Yanıt: Her sanatı ve ticareti yapmak, maaş, ücret karşılığında mubah olan işleri yapmak, sözgelişi çobanlık, bahçıvanlık yapmak, inşaatta, hafriyatta çalışmak ve sırtında yük taşımak tezellül değildir. Peygamberler ve veliler bu tarz şeyleri yapmışlardır. Kendinin ve çoluk çocuğunun nafakasını temin için çalışmak farzdır. Başkalarına yardım için her türlü kazanç yolunda emek harcayarak daha çok kazanmak mubahtır. İdris aleyhisselâm terzilik yapardı. Davut aleyhisselâm demircilik yapardı. İbrahim aleyhisselâm ziraat ve kumaş ticareti yapardı. İlk olarak kumaş dokuyan Adem aleyhisselâmdır. Din düşmanları, ilk insanların ot ile örtündüklerini, mağarada yaşadıklarını yazıyorlar. Bu yazılarının hiçbir vesikası, senedi, delili yoktur. Peygamberlerden İsa aleyhisselâm kunduracılık yapardı. Nuh aleyhisselâm marangozluk, Salih aleyhisselâm çantacılık yapardı. Peygamberlerin bir çok çobanlık yapmıştır. Hadîs-i şerifte;
(Evinin gereksinimlerini alıp getirmek kibirsizlik alametidir) buyuruldu.

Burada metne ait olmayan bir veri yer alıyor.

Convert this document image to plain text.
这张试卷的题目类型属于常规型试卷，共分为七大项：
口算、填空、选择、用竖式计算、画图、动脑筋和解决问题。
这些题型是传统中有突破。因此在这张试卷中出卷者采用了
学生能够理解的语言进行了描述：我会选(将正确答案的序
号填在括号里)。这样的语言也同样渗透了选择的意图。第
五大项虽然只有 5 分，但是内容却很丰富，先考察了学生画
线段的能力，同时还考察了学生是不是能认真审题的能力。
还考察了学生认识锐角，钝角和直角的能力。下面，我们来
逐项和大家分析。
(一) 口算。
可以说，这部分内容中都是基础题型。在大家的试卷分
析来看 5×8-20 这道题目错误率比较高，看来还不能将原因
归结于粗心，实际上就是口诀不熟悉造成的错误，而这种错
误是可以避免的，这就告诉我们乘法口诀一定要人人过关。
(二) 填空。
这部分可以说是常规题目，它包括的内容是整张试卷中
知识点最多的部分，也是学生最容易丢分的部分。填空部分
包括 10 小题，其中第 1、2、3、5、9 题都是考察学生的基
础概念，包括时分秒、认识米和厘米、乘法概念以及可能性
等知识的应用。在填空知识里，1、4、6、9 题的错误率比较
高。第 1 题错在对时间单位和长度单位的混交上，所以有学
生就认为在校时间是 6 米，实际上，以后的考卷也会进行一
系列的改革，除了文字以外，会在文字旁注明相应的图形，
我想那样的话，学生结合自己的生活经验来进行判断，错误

Resûlullah efendimiz mal satmış ve satın almıştır. Satın alması daha oldukca olmuştur. Ücret ile çalışmış ve çalıştırmıştır, ortaklık yapmıştır. Başkasına vekil olmuş ve vekil yapmıştır. Armağan vermiş ve almıştır. Ödünç ve ariyet mal almıştır. Vakıf yapmıştır. Dünya işi için hiç kimseye kızmamış, incitecek şey hiç kimseye söylememiştir. Yemin etmiş ve ettirmiştir. Yemin etmiş olduğu şeyleri yapmış, yapmayıp kefaret verdiği de olmuştur. Latife, latife yapmış ve söylemiş, latifeleri hep hak suretiyle ve yararlı olmuştur. Bu tarz şeyleri yapmaktan çekinmek, utanmak, kibir olur. Fazlaca kimse burada yanılmıştır. Bu şekilde kimseler, tevazu ile tezellülü, zilleti birbiri ile karıştırmış ve nefis, burada oldukca kimseyi aldatmıştır.
Bir önceki yazımız olan Cübn (Korkaklık) başlıklı makalemizde korkakl hakkında bilgiler verilmektedir.